WASHINGTON — Under a recent deal signed with the U.S. Space Development Agency, Capella Space will attempt to connect one of the company’s imaging satellites to SDA’s network of satellites in low Earth orbit.
Establishing data pipes in space for commercial imagery providers to pass data to government customers could be a win-win, SDA Director Derek Tournear said Nov. 16 at a Center for Strategic and International Studies event.
This would benefit military users who want to tap into the commercial Earth observation imagery marketplace, said Tournear, For the industry, “it gives them a completely new path to market.”
Capella’s and SDA’s satellites will be connected via a Mynaric laser communications terminal. “We’re working with them so that they can plug in directly into our transport layer,” said Tournear.
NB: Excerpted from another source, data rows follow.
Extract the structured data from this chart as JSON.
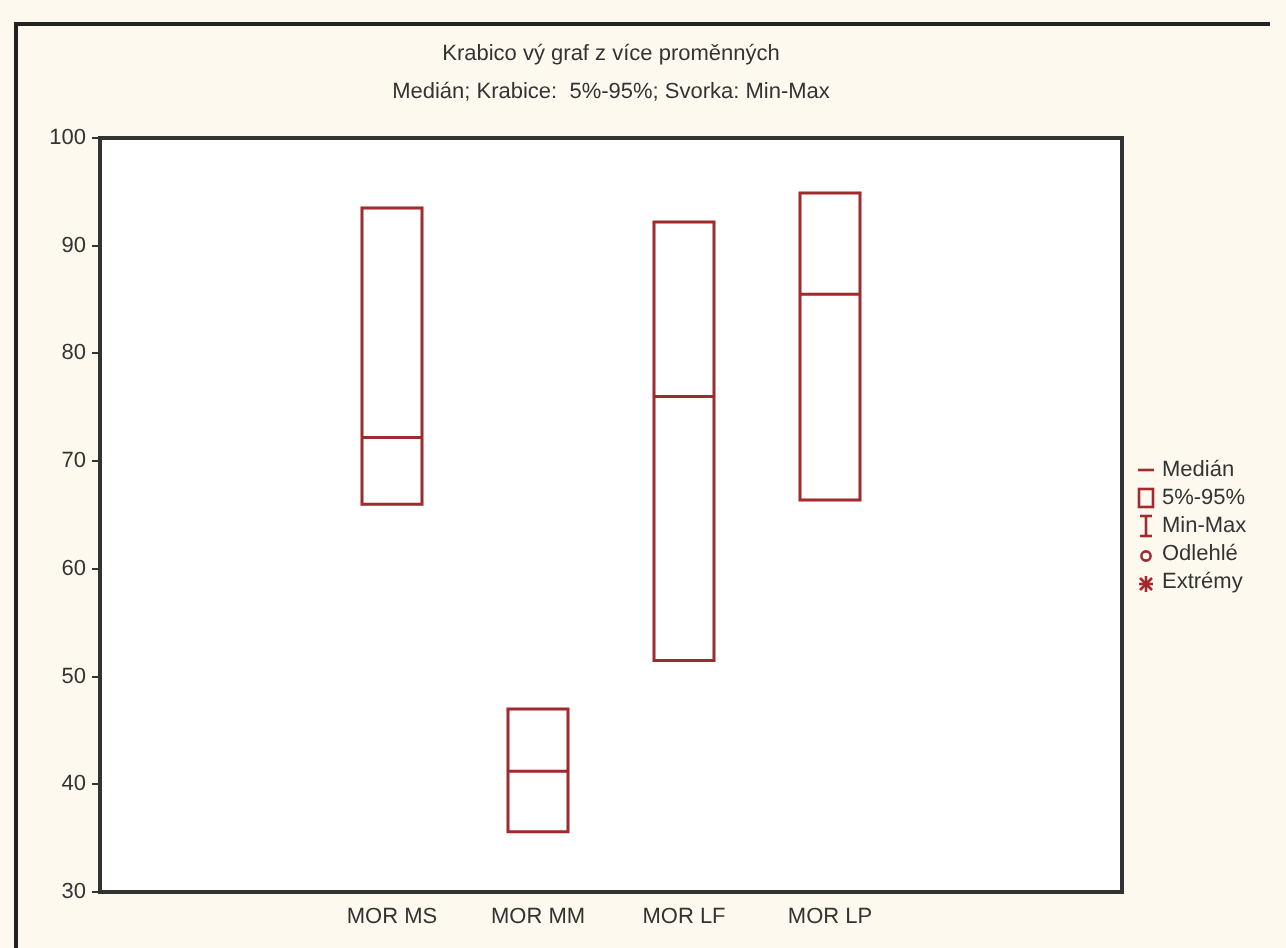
{
  "chart_data": {
    "type": "box",
    "title": "Krabico vý graf z více proměnných",
    "subtitle": "Medián; Krabice:  5%-95%; Svorka: Min-Max",
    "categories": [
      null,
      null,
      "MOR MS",
      "MOR MM",
      "MOR LF",
      "MOR LP",
      null,
      null
    ],
    "boxes": [
      null,
      null,
      {
        "low": 66,
        "q1": 66,
        "median": 72.2,
        "q3": 93.5,
        "high": 93.5
      },
      {
        "low": 35.6,
        "q1": 35.6,
        "median": 41.2,
        "q3": 47,
        "high": 47
      },
      {
        "low": 51.5,
        "q1": 51.5,
        "median": 76,
        "q3": 92.2,
        "high": 92.2
      },
      {
        "low": 66.4,
        "q1": 66.4,
        "median": 85.5,
        "q3": 94.9,
        "high": 94.9
      },
      null,
      null
    ],
    "color": "#a02a2e",
    "ylim": [
      30,
      100
    ],
    "yticks": [
      30,
      40,
      50,
      60,
      70,
      80,
      90,
      100
    ],
    "grid": false,
    "annotations": [
      "Medián",
      "5%-95%",
      "Min-Max",
      "Odlehlé",
      "Extrémy"
    ]
  }
}
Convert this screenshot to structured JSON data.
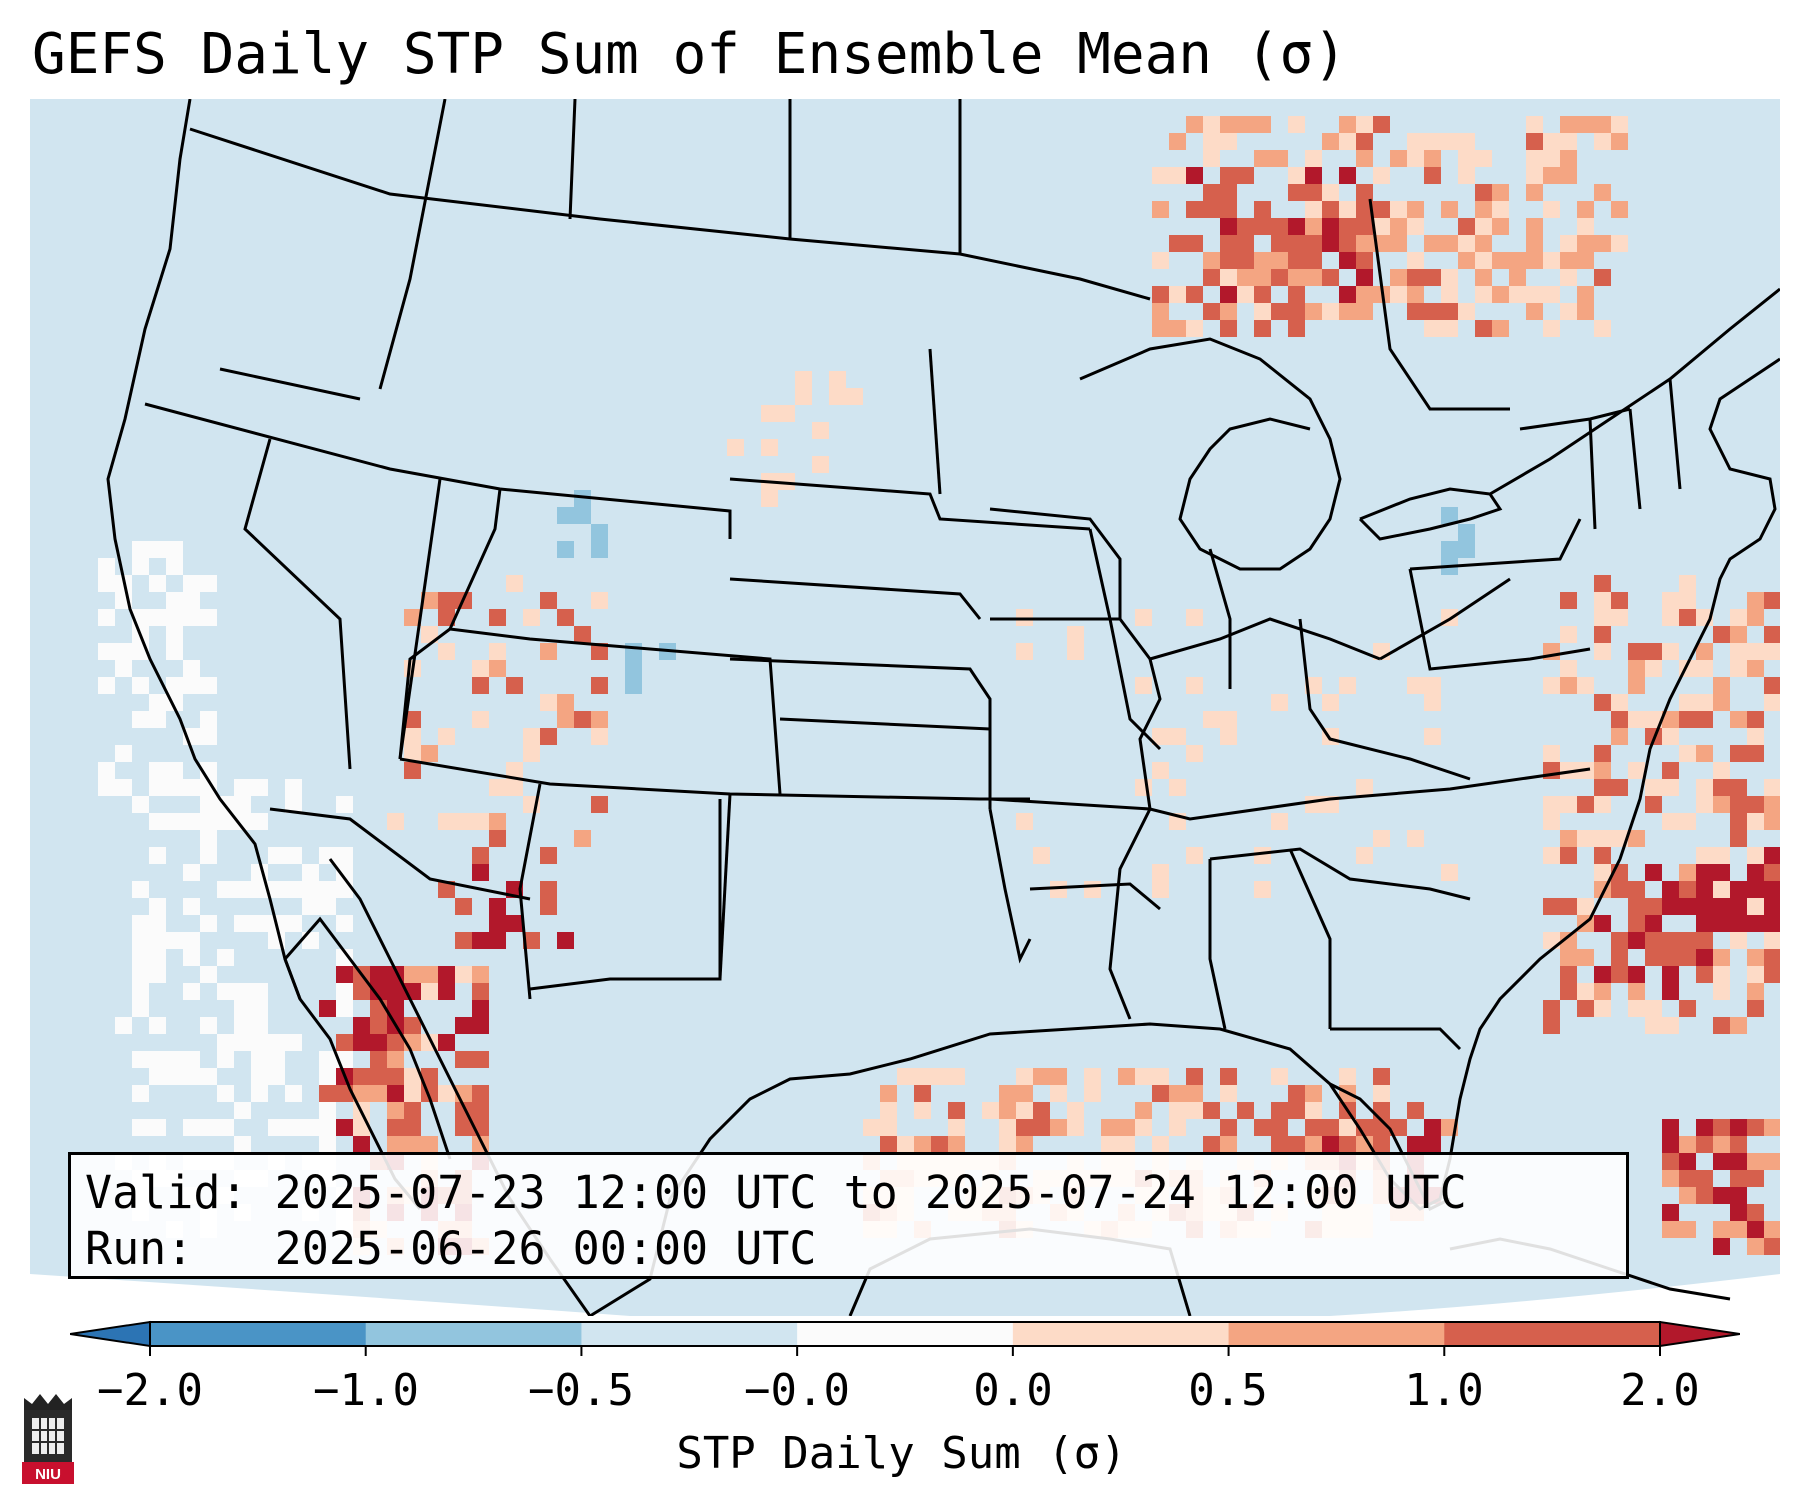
{
  "title": "GEFS Daily STP Sum of Ensemble Mean (σ)",
  "info": {
    "valid_line": "Valid: 2025-07-23 12:00 UTC to 2025-07-24 12:00 UTC",
    "run_line": "Run:   2025-06-26 00:00 UTC"
  },
  "colorbar": {
    "label": "STP Daily Sum (σ)",
    "ticks": [
      "−2.0",
      "−1.0",
      "−0.5",
      "−0.0",
      "0.0",
      "0.5",
      "1.0",
      "2.0"
    ],
    "colors": [
      "#2c74b4",
      "#4a94c6",
      "#92c5de",
      "#d1e5f0",
      "#fbfbfb",
      "#fddbc7",
      "#f4a582",
      "#d6604d",
      "#b2182b"
    ],
    "under_color": "#2c74b4",
    "over_color": "#b2182b"
  },
  "map": {
    "background_color": "#d1e5f0",
    "land_border_color": "#000000",
    "highlights": [
      "Positive anomalies over northeastern Canada, Gulf of Mexico, western Atlantic and Caribbean",
      "Mostly neutral-positive over the CONUS"
    ]
  },
  "logo": {
    "text": "NIU"
  }
}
The imagery provided by Capella is from synthetic aperture radar (SAR) satellites. Tournear said SDA would like to sign similar deals with other suppliers of various types of imagery. “We would love to do that with all commercial providers,” he said. “Obviously there’s a lot of security constraints there, and we have to figure out the right way to make that handshake and make that work.”
To do business with SDA, imagery providers will have to install SDA-approved optical inter-satellite links on their satellites. The data would be passed to SDA’s Transport Layer, a mesh network of communications satellites in low Earth orbit projected to start launching in 2022.
This gives industry the option of sending data “directly into the Transport Layer, directly to the user, it’s another offering that they can use to sell their data,” Tournear said. Military customers “would pay that commercial company either by the data stream or have some kind of subscription service.”